I just finished reading the Human Rights Tribunal of Ontario’s decision in Lagana v. Saputo Dairy Products. Among other things, this case shows that employers may need to be more careful in allowing employees with medical restrictions to work “as tolerated”.
The overall scenario is no doubt familiar to many employers, which I will abridge here to allow for easier reading. Employee claims a back injury. Employer questions whether the injury is truly work-related or happened on the employee’s own time but the WSIB recognizes the injury and the employer attempts to accommodate. There is back and forth between the employee, employer and WSIB, a period of absence and periods of accommodation in modified work. Eventually, the employee is required to perform modified duties on a shift he does not want. The WSIB finds that the duties offered are suitable. The employee alleges he was harassed months before by a supervisor in the accommodation process, insists on working a different shift, refuses to return to the shift that meets his medical restrictions and is ultimately fired for that.
In this case, the Tribunal found for the employer on several of the questions raised in the litigation (some of which I have tweeted about), notably on the alleged harassment and the employee’s termination. However, it is the Tribunal’s finding that the employer failed to adequately accommodate the employee early in the return to work process which concerns us here.
The Tribunal found that during the employee’s first period of accommodated duties, the employer failed to meet its duty to accommodate because in fact some of the duties the employee was asked to perform exceeded his medical restrictions.

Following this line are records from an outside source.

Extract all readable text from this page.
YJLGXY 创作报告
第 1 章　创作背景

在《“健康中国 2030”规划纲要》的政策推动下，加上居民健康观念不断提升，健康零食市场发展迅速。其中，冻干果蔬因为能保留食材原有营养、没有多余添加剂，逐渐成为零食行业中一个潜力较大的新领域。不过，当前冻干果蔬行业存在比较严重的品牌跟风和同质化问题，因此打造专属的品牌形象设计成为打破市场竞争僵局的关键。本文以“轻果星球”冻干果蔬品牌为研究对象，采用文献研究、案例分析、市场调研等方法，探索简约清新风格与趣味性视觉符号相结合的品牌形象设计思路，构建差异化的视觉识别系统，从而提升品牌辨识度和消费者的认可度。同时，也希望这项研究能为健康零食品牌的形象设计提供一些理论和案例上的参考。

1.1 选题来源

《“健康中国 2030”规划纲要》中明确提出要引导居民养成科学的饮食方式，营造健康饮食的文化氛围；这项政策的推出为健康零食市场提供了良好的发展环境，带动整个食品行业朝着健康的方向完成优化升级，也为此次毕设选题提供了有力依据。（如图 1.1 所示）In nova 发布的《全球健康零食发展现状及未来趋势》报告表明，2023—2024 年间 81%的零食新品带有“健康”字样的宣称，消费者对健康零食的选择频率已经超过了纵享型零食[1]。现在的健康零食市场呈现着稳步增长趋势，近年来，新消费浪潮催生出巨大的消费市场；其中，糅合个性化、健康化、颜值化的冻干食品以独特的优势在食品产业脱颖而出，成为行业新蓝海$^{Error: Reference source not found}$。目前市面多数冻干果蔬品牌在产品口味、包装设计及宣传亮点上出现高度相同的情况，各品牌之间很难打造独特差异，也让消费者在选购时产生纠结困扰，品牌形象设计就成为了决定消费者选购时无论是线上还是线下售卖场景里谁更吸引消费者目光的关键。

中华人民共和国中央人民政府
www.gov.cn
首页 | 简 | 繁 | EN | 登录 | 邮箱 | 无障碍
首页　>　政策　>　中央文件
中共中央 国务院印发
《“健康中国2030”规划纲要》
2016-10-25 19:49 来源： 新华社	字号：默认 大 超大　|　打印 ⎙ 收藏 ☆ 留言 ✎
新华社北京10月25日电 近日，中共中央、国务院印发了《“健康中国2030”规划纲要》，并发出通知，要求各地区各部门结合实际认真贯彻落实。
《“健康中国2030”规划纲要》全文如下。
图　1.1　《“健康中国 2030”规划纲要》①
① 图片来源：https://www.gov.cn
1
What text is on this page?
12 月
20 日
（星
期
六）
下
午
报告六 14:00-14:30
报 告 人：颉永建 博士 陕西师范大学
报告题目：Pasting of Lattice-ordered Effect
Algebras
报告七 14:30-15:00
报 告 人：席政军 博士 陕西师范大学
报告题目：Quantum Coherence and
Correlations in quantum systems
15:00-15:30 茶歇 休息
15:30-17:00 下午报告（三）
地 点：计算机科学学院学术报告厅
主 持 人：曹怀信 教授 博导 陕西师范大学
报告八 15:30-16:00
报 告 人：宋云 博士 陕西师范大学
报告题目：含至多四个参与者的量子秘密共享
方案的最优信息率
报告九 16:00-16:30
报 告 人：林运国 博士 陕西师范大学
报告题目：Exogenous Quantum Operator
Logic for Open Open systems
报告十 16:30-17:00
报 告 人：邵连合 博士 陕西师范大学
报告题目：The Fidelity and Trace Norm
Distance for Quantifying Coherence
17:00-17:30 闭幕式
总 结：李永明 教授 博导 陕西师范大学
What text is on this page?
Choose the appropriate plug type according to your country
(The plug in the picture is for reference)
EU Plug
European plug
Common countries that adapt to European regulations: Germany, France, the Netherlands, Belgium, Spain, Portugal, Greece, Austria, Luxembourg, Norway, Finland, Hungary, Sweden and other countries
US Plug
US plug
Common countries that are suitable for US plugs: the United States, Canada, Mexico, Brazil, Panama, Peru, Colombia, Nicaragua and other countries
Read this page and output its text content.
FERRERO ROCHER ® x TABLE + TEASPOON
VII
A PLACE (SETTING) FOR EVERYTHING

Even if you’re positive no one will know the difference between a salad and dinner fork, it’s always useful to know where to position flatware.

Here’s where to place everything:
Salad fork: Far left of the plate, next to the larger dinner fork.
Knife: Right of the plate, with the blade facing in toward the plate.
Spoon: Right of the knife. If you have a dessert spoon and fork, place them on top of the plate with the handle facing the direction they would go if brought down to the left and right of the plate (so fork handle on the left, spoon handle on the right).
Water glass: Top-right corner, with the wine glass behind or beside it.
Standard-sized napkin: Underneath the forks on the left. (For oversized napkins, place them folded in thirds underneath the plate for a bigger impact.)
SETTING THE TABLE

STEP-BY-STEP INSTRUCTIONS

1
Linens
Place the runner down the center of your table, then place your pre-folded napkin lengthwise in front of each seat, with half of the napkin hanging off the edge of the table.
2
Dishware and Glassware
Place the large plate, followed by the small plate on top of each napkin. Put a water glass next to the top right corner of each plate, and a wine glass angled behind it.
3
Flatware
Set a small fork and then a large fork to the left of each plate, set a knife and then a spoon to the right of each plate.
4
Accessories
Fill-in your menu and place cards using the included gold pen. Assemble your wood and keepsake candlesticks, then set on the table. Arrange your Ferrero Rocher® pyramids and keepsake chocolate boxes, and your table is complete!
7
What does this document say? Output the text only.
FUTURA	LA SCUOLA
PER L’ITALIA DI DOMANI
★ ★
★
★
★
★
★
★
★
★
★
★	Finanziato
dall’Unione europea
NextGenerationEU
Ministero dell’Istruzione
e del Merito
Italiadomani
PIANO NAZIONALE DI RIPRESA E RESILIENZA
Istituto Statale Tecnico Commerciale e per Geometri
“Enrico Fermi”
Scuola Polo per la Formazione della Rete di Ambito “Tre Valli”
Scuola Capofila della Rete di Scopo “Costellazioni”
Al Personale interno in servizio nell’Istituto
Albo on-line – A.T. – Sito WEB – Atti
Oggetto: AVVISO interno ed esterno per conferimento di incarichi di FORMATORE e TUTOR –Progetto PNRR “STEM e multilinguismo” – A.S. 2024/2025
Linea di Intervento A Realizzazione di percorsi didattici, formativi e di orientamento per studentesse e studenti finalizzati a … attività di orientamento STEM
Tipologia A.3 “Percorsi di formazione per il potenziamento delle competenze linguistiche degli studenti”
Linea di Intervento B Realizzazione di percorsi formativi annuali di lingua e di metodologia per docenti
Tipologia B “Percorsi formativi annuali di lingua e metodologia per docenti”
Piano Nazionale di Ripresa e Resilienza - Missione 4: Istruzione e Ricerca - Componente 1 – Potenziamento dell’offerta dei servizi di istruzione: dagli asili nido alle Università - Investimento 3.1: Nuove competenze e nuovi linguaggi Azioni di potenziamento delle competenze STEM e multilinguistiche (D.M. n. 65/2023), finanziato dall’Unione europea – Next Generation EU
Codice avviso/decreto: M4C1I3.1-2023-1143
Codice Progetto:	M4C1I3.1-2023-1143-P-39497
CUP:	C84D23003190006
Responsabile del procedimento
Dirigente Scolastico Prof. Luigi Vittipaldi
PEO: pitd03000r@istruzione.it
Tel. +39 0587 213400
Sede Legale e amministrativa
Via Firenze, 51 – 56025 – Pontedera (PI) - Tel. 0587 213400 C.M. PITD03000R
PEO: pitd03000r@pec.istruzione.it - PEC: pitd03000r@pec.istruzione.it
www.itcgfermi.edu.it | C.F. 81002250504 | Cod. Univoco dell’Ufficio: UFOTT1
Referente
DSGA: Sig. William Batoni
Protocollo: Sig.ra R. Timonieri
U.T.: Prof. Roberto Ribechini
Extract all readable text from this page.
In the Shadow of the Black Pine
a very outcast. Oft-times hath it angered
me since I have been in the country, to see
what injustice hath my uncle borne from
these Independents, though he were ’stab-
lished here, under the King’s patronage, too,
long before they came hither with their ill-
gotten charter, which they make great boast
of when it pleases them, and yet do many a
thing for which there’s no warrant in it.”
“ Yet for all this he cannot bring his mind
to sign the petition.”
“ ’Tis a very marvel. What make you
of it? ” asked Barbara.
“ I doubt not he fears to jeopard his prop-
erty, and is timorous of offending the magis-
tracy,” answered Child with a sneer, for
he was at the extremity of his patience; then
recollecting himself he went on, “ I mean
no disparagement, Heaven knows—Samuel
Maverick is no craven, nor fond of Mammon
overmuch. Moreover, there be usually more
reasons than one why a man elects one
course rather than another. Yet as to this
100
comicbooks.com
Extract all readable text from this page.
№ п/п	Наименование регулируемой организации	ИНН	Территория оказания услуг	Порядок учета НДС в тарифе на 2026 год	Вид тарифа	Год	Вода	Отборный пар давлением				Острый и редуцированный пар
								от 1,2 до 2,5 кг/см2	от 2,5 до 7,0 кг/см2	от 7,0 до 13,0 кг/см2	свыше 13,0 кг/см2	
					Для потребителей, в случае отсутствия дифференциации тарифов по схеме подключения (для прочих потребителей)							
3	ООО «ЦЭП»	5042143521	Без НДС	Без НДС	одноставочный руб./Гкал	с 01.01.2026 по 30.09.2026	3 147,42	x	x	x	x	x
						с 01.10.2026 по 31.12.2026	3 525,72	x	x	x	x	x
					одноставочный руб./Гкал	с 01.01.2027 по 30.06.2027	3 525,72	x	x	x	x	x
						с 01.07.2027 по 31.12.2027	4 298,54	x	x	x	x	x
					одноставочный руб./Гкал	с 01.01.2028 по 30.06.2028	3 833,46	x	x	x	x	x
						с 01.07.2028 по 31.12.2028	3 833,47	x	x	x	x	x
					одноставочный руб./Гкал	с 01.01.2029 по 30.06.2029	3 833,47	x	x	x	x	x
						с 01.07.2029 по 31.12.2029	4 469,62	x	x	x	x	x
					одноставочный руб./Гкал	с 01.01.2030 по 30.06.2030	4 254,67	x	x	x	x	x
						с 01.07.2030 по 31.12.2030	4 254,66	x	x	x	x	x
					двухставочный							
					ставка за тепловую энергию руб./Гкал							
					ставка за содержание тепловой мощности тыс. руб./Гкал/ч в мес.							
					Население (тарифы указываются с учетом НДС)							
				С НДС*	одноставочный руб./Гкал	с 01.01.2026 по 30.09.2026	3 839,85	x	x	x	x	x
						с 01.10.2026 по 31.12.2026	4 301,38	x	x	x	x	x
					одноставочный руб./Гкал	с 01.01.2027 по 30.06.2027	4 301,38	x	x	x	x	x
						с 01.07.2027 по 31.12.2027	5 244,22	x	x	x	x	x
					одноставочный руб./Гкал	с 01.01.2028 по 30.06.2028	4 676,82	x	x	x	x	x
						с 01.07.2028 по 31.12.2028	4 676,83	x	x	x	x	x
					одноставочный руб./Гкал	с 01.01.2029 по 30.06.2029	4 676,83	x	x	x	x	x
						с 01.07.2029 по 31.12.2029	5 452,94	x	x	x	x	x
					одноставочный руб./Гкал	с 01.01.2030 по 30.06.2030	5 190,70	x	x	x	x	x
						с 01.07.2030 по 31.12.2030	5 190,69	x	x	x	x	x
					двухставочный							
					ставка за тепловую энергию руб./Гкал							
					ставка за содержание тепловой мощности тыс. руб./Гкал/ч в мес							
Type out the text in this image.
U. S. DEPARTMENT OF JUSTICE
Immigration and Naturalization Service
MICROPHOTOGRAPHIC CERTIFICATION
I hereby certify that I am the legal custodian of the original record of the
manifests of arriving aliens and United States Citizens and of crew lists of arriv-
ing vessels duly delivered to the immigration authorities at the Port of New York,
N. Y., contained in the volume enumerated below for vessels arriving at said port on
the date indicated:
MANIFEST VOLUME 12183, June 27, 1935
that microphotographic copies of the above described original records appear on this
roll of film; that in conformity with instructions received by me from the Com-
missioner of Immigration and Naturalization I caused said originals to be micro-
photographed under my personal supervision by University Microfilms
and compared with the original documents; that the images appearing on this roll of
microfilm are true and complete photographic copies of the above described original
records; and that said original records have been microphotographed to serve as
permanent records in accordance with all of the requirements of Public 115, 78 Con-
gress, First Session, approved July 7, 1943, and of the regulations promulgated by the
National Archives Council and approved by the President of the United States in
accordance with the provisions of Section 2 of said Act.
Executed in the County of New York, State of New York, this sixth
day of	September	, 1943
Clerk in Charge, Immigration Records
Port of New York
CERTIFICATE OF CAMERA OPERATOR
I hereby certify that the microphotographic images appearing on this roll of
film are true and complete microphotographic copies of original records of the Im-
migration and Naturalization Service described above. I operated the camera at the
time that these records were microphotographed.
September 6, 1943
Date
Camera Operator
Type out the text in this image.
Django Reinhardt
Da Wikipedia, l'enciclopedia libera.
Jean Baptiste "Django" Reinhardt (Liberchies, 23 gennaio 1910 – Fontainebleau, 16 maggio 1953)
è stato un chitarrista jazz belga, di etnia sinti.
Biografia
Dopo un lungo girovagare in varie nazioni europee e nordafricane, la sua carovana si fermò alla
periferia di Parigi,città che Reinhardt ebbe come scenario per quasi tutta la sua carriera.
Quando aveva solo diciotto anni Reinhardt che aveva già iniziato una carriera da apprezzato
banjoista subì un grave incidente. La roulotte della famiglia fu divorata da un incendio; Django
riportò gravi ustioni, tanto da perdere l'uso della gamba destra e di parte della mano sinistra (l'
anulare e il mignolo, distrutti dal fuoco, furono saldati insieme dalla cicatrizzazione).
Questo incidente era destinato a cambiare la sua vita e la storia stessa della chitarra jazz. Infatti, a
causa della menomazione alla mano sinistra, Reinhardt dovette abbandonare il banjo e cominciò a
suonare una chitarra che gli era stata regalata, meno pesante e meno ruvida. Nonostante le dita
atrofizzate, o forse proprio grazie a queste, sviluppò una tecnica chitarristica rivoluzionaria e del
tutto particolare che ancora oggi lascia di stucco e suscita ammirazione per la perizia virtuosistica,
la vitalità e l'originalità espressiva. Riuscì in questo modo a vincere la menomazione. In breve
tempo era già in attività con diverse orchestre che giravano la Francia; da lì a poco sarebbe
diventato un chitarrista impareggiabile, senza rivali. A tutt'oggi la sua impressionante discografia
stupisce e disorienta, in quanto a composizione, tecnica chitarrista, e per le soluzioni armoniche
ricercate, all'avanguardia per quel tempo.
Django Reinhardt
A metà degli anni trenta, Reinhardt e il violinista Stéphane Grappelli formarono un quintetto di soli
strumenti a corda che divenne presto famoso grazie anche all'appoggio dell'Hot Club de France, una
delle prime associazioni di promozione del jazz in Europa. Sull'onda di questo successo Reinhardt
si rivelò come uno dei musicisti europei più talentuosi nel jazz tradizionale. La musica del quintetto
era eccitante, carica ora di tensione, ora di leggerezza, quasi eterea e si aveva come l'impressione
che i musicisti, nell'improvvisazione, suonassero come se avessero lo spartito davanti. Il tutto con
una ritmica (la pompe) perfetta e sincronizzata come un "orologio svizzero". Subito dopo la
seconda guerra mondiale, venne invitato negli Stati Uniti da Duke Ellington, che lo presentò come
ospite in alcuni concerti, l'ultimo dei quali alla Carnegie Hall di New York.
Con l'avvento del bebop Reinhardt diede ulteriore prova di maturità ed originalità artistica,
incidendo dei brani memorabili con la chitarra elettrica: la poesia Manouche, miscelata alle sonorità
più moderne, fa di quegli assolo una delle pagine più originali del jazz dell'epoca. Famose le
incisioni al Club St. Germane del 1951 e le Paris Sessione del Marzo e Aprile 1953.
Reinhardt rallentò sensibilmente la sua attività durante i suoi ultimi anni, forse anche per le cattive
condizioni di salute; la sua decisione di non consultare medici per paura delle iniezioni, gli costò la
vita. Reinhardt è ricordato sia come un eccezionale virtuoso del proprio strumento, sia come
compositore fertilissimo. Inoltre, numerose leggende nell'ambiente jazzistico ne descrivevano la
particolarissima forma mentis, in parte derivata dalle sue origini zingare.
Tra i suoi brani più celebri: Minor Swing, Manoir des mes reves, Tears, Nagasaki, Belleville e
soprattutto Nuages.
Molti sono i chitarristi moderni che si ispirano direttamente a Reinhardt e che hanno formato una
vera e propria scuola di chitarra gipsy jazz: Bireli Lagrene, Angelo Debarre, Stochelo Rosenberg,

What is interesting to note about this is that the Tribunal accepted that the employee’s supervisor had an informal practice of letting employees decline work which they felt exceeded their medical restrictions.
We often see medical notes with comments to the effect that an employee may do work “as tolerated” and we also often see employees asking for accommodation in the nature of letting them decide how much work they can handle and when. Employers often accede to these sorts of requested accommodations.
And the Tribunal in this case recognized that sometimes this is an okay approach to accommodation:
“… a reliance on employees self-regulating their work may be a reasonable accommodation measure when employees have reported a minor injury and when there are no clearly identified medical restrictions. It may also be a reasonable accommodation with an employee who has identified medical restrictions when they are told that they can decline to undertake a task that is within their restrictions in order to protect them from aggravating their condition.”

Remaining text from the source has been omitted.